ISSN: 0041-4255
e-ISSN: 2791-6472

Asaf Özkan

Atatürk Üniversitesi, Atatürk İlkeleri ve İnkılap Tarihi Enstitüsü, Erzurum/TÜRKİYE

Keywords: Foreign Capital, Nationalization, Security, Companies, Purges.

Abstract

At the Lausanne Peace Conference, one of the most important issues to be resolved between the Government of the Grand National Assembly and the Entente States was the status of companies with foreign capital operating in Turkey. On the one hand, the conference process was going on, on the other hand, due to the rising nationalist sentiment, demands for the purge of foreigners and non-Muslims working in companies with foreign capital began to rise. This demand was fueled by the perception that foreigners and non-Muslims were economically better off than the Muslim/Turkish segment, thanks to capitulations and other privileges. In line with the objections and criticisms from the Muslim/Turkish section, the purges that started immediately after the victory intensified with the signing of the Lausanne Peace Treaty and continued throughout the 1920s.

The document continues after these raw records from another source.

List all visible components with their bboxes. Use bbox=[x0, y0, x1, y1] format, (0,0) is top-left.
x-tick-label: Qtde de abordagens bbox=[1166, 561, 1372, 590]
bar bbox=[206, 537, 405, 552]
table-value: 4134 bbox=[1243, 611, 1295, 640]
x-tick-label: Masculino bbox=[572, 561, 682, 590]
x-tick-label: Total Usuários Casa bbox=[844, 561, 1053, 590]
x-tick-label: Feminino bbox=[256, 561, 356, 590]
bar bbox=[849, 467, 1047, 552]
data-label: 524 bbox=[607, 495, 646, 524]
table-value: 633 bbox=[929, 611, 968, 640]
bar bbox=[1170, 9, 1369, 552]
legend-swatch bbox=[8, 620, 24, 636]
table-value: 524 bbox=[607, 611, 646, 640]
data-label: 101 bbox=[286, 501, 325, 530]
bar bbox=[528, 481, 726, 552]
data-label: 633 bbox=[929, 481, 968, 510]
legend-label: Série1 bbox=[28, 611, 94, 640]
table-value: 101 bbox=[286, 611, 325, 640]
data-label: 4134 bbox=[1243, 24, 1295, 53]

It is possible to summarize the reasons for these purges against foreign and nonMuslim employees in companies under three headings: purges as a nation-building project, economic reasons and security-related reasons.

The new Turkish state, which defined itself as a nation-state, naturally wanted to homogenize the population inherited from the Ottoman Empire. Accordingly, it began to pursue policies that excluded non-Muslims who were considered unreliable in the process of building a nation from the definition of “nation”. One of the most well-known of these policies was the elimination of non-Muslims from companies. In fact, with these purges, the new Turkish state, on the grounds of providing economic independence as well as political independence, eliminated foreign and non-Muslims who were active in working life and who were now considered unreliable, and put into effect policies that would replace the reliable Muslim/Turkish element.